Sadly I could not fit all of that and the compromise of supervision structures within the hour I had allocated for my presentation, so this comment and the side-blog post ought to do (I've also put that material in Erlang in Anger, if you happen to grab that free ebook).

davidw · on Feb 8, 2016

I wish more people would talk about this kind of thing in the Erlang world. Supervision trees are nice, but there are real-world examples like the above where it's not quite so cut-and-dried, and some additional design is required. Each of your proposed solutions involves compromises, costs, and benefits of their own that may not be obvious to someone new to Erlang.

The insight of people such as yourself who have already run into these problems is very valuable to those of us with less experience.

Thanks!

mononcqc · on Feb 8, 2016

I think a lot of these things are experience-related, or usually cemented within a specific implementation. A lot of people may apply these principles correctly because that's what they find works best, without necessarily bringing it to a conscious level, or to a level of explicitness that makes it easy to teach or use.

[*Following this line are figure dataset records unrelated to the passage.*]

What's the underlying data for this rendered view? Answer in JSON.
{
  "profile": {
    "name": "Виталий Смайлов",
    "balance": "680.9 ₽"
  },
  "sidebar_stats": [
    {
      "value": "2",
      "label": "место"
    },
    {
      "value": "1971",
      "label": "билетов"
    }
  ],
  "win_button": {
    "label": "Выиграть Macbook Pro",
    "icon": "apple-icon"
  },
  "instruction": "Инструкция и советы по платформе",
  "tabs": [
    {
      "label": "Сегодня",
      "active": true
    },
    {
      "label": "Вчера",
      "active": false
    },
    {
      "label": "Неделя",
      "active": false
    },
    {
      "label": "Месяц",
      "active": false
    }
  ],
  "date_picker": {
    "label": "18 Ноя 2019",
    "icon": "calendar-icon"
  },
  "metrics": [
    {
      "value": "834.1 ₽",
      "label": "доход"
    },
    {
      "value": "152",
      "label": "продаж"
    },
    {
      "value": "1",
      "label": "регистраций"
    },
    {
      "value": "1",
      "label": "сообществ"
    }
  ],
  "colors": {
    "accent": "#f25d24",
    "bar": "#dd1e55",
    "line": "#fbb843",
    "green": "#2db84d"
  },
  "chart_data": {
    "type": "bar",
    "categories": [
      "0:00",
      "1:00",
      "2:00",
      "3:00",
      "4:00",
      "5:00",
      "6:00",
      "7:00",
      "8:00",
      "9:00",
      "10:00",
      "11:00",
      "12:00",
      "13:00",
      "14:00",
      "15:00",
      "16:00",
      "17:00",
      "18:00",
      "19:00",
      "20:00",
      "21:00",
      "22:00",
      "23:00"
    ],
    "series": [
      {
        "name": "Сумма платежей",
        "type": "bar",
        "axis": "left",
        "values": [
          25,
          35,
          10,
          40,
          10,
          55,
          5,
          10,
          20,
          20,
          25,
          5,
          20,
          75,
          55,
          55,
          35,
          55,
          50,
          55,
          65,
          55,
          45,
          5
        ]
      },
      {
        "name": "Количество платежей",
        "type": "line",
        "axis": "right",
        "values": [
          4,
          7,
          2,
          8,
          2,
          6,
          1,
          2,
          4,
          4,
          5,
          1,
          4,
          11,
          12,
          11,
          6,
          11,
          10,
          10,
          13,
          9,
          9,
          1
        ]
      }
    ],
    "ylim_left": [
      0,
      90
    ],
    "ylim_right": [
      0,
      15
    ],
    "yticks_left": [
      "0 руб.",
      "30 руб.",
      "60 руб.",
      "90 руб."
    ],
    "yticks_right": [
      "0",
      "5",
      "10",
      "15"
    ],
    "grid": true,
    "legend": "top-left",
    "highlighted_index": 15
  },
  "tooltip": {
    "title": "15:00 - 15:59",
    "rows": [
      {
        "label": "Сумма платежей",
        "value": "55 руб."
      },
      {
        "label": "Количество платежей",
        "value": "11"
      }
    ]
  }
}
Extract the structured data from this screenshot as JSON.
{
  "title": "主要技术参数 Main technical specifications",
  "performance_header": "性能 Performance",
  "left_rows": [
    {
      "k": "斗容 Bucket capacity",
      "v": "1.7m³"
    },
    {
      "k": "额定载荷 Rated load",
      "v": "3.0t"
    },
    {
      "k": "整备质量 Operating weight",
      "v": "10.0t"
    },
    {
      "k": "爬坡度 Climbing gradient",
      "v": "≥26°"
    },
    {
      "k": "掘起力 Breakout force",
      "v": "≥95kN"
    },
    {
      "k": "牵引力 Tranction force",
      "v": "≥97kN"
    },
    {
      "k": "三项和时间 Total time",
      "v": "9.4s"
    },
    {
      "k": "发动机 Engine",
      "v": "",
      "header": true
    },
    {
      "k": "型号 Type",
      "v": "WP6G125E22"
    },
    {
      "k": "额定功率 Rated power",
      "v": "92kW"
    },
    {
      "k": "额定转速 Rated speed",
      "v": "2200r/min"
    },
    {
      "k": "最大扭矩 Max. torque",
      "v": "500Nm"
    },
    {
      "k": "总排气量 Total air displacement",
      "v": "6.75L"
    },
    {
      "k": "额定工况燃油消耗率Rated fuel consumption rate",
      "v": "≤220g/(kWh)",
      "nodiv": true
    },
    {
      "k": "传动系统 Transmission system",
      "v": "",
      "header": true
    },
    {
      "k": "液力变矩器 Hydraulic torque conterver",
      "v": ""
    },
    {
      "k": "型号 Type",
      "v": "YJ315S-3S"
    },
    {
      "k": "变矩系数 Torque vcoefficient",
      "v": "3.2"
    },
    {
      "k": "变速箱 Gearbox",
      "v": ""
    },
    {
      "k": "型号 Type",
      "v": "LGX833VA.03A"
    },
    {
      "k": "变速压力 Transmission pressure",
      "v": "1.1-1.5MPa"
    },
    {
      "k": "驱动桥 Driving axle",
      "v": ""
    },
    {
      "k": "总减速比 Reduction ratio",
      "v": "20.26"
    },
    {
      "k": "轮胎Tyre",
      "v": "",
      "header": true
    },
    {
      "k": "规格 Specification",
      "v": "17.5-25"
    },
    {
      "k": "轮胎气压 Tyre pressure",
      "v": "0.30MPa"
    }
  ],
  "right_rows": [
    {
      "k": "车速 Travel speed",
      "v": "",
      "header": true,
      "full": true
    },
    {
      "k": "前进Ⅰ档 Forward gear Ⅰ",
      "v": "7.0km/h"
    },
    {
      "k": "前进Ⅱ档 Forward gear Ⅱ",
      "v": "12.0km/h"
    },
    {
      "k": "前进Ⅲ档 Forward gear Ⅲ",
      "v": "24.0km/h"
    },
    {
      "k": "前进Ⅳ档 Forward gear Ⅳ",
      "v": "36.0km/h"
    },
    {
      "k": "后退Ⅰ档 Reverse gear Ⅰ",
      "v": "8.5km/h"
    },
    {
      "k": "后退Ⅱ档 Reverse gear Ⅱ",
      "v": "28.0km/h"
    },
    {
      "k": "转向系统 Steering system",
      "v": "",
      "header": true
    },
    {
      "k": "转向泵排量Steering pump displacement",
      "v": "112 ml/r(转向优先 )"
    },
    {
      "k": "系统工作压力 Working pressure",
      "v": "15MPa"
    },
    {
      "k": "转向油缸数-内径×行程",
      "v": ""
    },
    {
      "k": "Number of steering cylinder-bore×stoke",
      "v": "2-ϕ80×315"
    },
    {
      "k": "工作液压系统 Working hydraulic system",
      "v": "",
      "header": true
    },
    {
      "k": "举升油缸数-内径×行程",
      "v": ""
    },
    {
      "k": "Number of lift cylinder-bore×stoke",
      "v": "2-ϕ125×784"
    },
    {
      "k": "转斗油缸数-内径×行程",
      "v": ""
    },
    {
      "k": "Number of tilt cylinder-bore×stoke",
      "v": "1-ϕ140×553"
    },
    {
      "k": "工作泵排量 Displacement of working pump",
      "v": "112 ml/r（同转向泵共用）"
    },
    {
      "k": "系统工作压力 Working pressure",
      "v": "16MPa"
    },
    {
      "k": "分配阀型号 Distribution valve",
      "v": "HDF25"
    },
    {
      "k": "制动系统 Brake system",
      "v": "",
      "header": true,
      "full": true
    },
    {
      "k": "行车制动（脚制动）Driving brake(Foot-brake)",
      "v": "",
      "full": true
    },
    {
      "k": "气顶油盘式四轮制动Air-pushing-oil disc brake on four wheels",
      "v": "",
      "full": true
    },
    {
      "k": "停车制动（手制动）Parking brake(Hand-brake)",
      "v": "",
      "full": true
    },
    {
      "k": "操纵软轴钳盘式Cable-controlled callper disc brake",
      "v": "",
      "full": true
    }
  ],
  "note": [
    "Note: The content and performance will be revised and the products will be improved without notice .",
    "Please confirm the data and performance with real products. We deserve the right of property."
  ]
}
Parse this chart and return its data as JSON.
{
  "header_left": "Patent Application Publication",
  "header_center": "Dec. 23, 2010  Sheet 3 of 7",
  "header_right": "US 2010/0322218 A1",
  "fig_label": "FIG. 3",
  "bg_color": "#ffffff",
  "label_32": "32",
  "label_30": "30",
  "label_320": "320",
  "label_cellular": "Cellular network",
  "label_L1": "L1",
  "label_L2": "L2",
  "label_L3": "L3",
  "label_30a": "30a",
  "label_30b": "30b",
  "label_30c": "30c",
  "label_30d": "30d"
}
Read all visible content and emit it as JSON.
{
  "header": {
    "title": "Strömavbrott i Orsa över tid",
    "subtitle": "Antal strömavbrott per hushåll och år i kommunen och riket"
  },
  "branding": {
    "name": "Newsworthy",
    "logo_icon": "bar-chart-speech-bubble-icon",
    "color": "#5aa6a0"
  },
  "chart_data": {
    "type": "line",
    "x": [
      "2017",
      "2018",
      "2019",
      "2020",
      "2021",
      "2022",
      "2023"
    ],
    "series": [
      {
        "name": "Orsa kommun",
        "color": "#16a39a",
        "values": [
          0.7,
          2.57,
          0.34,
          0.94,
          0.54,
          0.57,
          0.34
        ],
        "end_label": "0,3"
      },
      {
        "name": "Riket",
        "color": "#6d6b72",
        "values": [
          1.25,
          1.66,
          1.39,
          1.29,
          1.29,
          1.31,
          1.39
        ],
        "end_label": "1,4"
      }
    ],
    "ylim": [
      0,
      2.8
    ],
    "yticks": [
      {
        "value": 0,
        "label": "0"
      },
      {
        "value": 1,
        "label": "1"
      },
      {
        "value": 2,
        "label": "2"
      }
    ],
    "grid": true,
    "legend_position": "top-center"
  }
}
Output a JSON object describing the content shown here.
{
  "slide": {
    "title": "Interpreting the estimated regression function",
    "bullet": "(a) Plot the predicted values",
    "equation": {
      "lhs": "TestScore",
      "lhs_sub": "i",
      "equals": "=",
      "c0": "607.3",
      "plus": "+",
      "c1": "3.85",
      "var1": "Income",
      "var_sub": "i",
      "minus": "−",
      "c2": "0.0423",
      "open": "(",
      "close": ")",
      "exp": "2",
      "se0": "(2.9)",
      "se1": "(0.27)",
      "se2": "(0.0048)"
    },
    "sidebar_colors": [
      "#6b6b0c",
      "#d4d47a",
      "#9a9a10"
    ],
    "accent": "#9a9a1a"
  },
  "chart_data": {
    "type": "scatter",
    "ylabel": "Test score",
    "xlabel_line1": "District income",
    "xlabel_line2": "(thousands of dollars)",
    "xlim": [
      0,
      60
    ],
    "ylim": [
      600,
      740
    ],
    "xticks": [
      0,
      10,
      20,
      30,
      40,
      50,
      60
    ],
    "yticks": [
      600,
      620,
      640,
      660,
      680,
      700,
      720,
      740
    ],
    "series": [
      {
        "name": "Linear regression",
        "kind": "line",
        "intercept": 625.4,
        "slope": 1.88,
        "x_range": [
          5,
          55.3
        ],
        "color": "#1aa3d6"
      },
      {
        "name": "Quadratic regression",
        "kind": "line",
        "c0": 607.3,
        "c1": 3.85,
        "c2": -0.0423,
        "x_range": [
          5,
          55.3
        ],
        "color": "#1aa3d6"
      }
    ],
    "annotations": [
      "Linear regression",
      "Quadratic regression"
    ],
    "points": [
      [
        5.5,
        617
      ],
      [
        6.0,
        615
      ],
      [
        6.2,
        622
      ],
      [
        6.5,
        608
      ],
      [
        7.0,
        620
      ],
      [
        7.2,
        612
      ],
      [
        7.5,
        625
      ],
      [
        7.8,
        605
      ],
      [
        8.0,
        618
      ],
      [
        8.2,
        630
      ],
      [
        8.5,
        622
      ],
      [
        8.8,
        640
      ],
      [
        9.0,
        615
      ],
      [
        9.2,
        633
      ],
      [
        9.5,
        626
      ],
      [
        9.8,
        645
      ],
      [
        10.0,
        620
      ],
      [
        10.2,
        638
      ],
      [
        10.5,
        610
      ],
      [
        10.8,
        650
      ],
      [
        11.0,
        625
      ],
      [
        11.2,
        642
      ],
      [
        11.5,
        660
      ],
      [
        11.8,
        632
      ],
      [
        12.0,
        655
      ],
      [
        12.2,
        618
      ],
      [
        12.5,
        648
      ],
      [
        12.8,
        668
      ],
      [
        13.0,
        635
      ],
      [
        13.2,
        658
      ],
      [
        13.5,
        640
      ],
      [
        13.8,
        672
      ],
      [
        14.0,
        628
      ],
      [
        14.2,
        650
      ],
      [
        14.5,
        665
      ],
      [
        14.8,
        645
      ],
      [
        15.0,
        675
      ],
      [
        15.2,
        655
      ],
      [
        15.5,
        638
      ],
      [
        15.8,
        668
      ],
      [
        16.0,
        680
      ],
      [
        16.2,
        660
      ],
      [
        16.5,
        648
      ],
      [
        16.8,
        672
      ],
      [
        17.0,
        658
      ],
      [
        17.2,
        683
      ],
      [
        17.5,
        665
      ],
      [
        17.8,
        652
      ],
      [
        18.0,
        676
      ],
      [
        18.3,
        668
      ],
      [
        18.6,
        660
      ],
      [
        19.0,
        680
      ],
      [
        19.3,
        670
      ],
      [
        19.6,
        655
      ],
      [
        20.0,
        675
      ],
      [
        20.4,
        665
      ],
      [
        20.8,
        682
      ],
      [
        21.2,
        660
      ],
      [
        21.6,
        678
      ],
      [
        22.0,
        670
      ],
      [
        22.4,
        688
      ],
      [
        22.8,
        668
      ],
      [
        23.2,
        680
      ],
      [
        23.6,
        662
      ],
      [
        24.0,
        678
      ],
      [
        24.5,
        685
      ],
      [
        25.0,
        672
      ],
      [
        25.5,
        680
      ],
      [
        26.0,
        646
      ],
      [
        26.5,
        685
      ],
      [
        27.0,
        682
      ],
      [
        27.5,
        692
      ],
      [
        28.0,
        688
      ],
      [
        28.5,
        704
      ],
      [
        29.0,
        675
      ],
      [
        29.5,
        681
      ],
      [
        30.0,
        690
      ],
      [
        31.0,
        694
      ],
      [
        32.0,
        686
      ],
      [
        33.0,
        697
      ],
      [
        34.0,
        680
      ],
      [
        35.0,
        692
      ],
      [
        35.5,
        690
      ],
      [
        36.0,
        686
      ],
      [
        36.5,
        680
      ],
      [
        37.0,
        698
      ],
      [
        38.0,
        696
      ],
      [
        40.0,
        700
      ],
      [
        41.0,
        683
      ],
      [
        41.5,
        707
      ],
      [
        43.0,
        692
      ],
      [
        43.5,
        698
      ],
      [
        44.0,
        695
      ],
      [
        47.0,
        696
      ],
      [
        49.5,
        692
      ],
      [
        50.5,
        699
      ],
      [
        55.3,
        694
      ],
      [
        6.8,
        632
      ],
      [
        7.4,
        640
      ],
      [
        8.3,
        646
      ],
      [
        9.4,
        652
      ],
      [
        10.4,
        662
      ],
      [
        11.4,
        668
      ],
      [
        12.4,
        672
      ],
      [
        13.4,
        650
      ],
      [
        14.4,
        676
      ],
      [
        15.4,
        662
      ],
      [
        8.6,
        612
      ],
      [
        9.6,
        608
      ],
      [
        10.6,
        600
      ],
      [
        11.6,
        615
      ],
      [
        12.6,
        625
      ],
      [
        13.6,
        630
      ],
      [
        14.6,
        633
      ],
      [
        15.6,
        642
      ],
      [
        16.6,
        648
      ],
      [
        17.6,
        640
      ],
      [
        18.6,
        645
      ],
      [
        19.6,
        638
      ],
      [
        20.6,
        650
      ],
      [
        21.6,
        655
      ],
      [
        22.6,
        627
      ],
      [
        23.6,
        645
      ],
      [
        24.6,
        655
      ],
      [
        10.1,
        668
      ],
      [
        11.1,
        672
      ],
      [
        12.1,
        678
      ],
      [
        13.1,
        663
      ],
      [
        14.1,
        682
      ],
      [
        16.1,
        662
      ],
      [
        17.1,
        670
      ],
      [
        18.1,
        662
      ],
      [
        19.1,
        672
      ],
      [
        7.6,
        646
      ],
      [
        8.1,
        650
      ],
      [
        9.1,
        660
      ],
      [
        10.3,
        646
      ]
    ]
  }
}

Garrett Smith is starting to hit on that with http://www.erlangpatterns.org/ and trying to broadcast that kind of information to the rest of the community, but I'm guessing participation hasn't been strong enough to help (I know I haven't participated enough to that website personally)

agumonkey · on Feb 8, 2016

Having an independent failure system to take place as interface ?

hprx · on Feb 9, 2016

http://tjheeta.github.io/2014/12/24/elixir-external-process-...

Someone has also written a library for this, but I've forgotten where it is.